Saturday, October 14, 2006

Language for Food

Archy posed a challenge to define a certain practice of efficient cooks: multiple uses of ingredients larger than the company can consume at once.
One might call it the canny cook.

My first thought is a bit fuzzy and requires a bit of a bleg. There is a bit of light verse floating about in the fluff between my ears (Did I hear Stanley Holloway recite it?) that I will paraphrase (uhmm: make up) as follows:

Ah the noble joint
Roast on Sunday
Boiled on Monday
Cold on Tuesday
Fried on Wednesday
Hash on Thursday
Minced on Friday
Soup on Saturday
The beef of old England!


(with fulsome apologies to the shade who wrote the original verse I am attempting to remember. Any who recognizes it, please correct me in comments.)
That describes the practice Archy follows with his chicken, but does not give it a name.

The French keep a kettle slowly simmering on the back burner to accept all the liquids used in cooking vegetables and the pan scrapings from meat. The tops of celery and the peel of root vegetables also goes in. When stock is required for a soup or stew or sauce, it is strained from the Stockpot. But never empty it. Like a sourdough starter something is always left over to build the next stock so that every meal bears a faint rolling echo of many that passed before.

The Chinese do the same thing with wok scrapings to create Master Sauce.

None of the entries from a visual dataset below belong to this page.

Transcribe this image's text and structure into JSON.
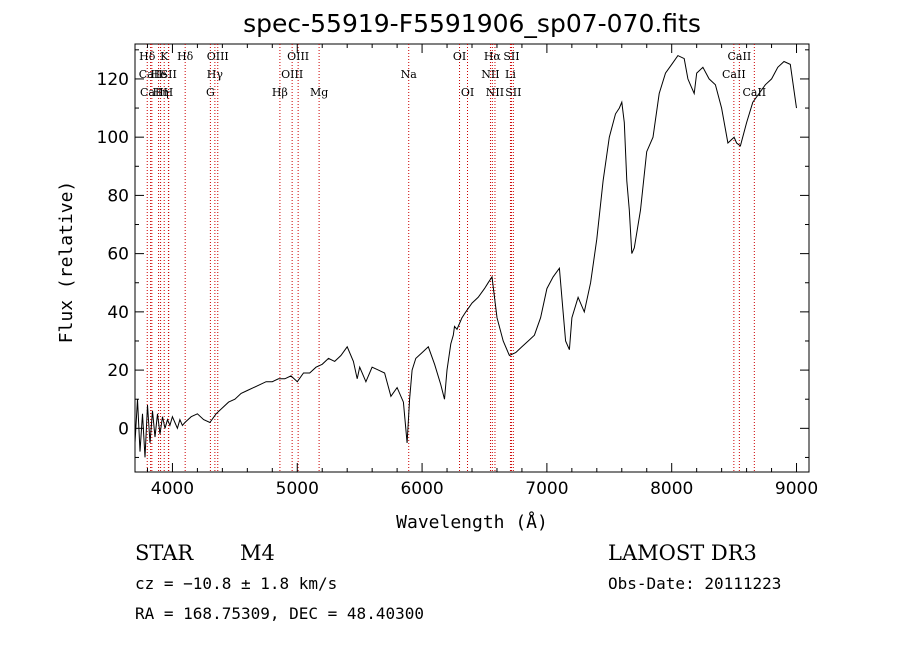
{
  "chart_data": {
    "type": "line",
    "title": "spec-55919-F5591906_sp07-070.fits",
    "xlabel": "Wavelength (Å)",
    "ylabel": "Flux (relative)",
    "xlim": [
      3700,
      9100
    ],
    "ylim": [
      -15,
      132
    ],
    "xticks": [
      4000,
      5000,
      6000,
      7000,
      8000,
      9000
    ],
    "yticks": [
      0,
      20,
      40,
      60,
      80,
      100,
      120
    ],
    "series": [
      {
        "name": "flux",
        "x": [
          3700,
          3720,
          3740,
          3760,
          3780,
          3800,
          3820,
          3840,
          3860,
          3880,
          3900,
          3920,
          3940,
          3960,
          3980,
          4000,
          4020,
          4040,
          4060,
          4080,
          4100,
          4150,
          4200,
          4250,
          4300,
          4350,
          4400,
          4450,
          4500,
          4550,
          4600,
          4650,
          4700,
          4750,
          4800,
          4850,
          4900,
          4950,
          5000,
          5050,
          5100,
          5150,
          5200,
          5250,
          5300,
          5350,
          5400,
          5450,
          5480,
          5500,
          5550,
          5600,
          5650,
          5700,
          5750,
          5800,
          5850,
          5880,
          5900,
          5920,
          5950,
          6000,
          6050,
          6100,
          6150,
          6180,
          6200,
          6230,
          6250,
          6260,
          6280,
          6300,
          6320,
          6350,
          6400,
          6450,
          6500,
          6530,
          6560,
          6580,
          6600,
          6650,
          6700,
          6750,
          6800,
          6850,
          6900,
          6950,
          7000,
          7050,
          7100,
          7130,
          7150,
          7180,
          7200,
          7250,
          7300,
          7350,
          7400,
          7450,
          7500,
          7550,
          7580,
          7600,
          7620,
          7640,
          7660,
          7680,
          7700,
          7750,
          7800,
          7850,
          7900,
          7950,
          8000,
          8050,
          8100,
          8130,
          8150,
          8180,
          8200,
          8250,
          8300,
          8350,
          8400,
          8450,
          8500,
          8520,
          8550,
          8600,
          8650,
          8700,
          8750,
          8800,
          8850,
          8900,
          8950,
          9000
        ],
        "values": [
          -5,
          10,
          -8,
          5,
          -10,
          8,
          -5,
          6,
          -3,
          5,
          -2,
          4,
          0,
          3,
          1,
          4,
          2,
          0,
          3,
          1,
          2,
          4,
          5,
          3,
          2,
          5,
          7,
          9,
          10,
          12,
          13,
          14,
          15,
          16,
          16,
          17,
          17,
          18,
          16,
          19,
          19,
          21,
          22,
          24,
          23,
          25,
          28,
          23,
          17,
          21,
          16,
          21,
          20,
          19,
          11,
          14,
          9,
          -5,
          10,
          20,
          24,
          26,
          28,
          22,
          15,
          10,
          20,
          29,
          32,
          35,
          34,
          36,
          38,
          40,
          43,
          45,
          48,
          50,
          52,
          45,
          38,
          30,
          25,
          26,
          28,
          30,
          32,
          38,
          48,
          52,
          55,
          40,
          30,
          27,
          38,
          45,
          40,
          50,
          65,
          85,
          100,
          108,
          110,
          112,
          105,
          85,
          75,
          60,
          62,
          75,
          95,
          100,
          115,
          122,
          125,
          128,
          127,
          120,
          118,
          115,
          122,
          124,
          120,
          118,
          110,
          98,
          100,
          98,
          97,
          105,
          112,
          115,
          118,
          120,
          124,
          126,
          125,
          110
        ]
      }
    ],
    "lines": [
      {
        "name": "Hδ",
        "x": 3798,
        "row": 0
      },
      {
        "name": "CaII",
        "x": 3825,
        "row": 1
      },
      {
        "name": "CaII",
        "x": 3835,
        "row": 2
      },
      {
        "name": "He",
        "x": 3889,
        "row": 1
      },
      {
        "name": "Hη",
        "x": 3905,
        "row": 2
      },
      {
        "name": "K",
        "x": 3934,
        "row": 0
      },
      {
        "name": "SII",
        "x": 3970,
        "row": 1
      },
      {
        "name": "H",
        "x": 3968,
        "row": 2
      },
      {
        "name": "Hδ",
        "x": 4102,
        "row": 0
      },
      {
        "name": "OIII",
        "x": 4363,
        "row": 0
      },
      {
        "name": "Hγ",
        "x": 4340,
        "row": 1
      },
      {
        "name": "G",
        "x": 4304,
        "row": 2
      },
      {
        "name": "OIII",
        "x": 5007,
        "row": 0
      },
      {
        "name": "OIII",
        "x": 4959,
        "row": 1
      },
      {
        "name": "Hβ",
        "x": 4861,
        "row": 2
      },
      {
        "name": "Mg",
        "x": 5175,
        "row": 2
      },
      {
        "name": "Na",
        "x": 5893,
        "row": 1
      },
      {
        "name": "OI",
        "x": 6300,
        "row": 0
      },
      {
        "name": "OI",
        "x": 6364,
        "row": 2
      },
      {
        "name": "Hα",
        "x": 6563,
        "row": 0
      },
      {
        "name": "SII",
        "x": 6716,
        "row": 0
      },
      {
        "name": "NII",
        "x": 6548,
        "row": 1
      },
      {
        "name": "Li",
        "x": 6708,
        "row": 1
      },
      {
        "name": "NII",
        "x": 6584,
        "row": 2
      },
      {
        "name": "SII",
        "x": 6731,
        "row": 2
      },
      {
        "name": "CaII",
        "x": 8542,
        "row": 0
      },
      {
        "name": "CaII",
        "x": 8498,
        "row": 1
      },
      {
        "name": "CaII",
        "x": 8662,
        "row": 2
      }
    ]
  },
  "info": {
    "object_class": "STAR",
    "subclass": "M4",
    "survey": "LAMOST DR3",
    "cz": "cz = −10.8 ± 1.8 km/s",
    "obs_date": "Obs-Date: 20111223",
    "radec": "RA = 168.75309, DEC =  48.40300"
  },
  "colors": {
    "line_marker": "#cc0000",
    "spectrum": "#000000"
  }
}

Roy Andries de Groot was a noted mid 20th century journalist who wrote a fascinating text for Knopf in 1966 called "Feasts for All Seasons". Not content to provide over 700 pages mostly of recipes he also provides a thoroughly organized 'system culinaire' Which organizes the kitchen, the shopping, the cooking and the eating into the most efficient gourmet mode possible. One more Germanic-organized than the Germans -- as one would expect of a Dutchman. For instance in the section "Epilogue: Appendices and Indices" There is a directory of cheeses which surveys the prospects in firm, soft, fresh and aged. Another on wine discusses color, locale, price and quality up to and including rum as good as brandy and single malt Scotch -- remember this was the age of blends. Marketing and mail order sources are carefully and thoroughly examined for both ingredients and tools. A 'General Index' keys us to dishes by title. A 'Menu Planning Index' divides the recipes by categories: 'Breads and Cakes', 'Breakfasts for Lazy Sundays and Other days', 'Budget Pull-Back Dishes', and so forth. Finally a 'Regional Index parses the catalog by geographic origin.

de Groot's word for Archy's process is Encore Dishes. I submit that this word suffices for all occasions save the snarkiest of sarcasms.

Me Mum fried Sunday's chicken in the sausage fat left from breakfast. The herbs of the sausage made a delightful aromatic oil fit for chicken. Being a moderately large family, there rarely was more than a wing left. As me Dad said: "The pigs'll get it anyway."

One might brown the chicken in sausage fat before roasting and achieve somewhat the same effect?

Speaking of which, it is time to turn the pastry for tonight's party tartlets.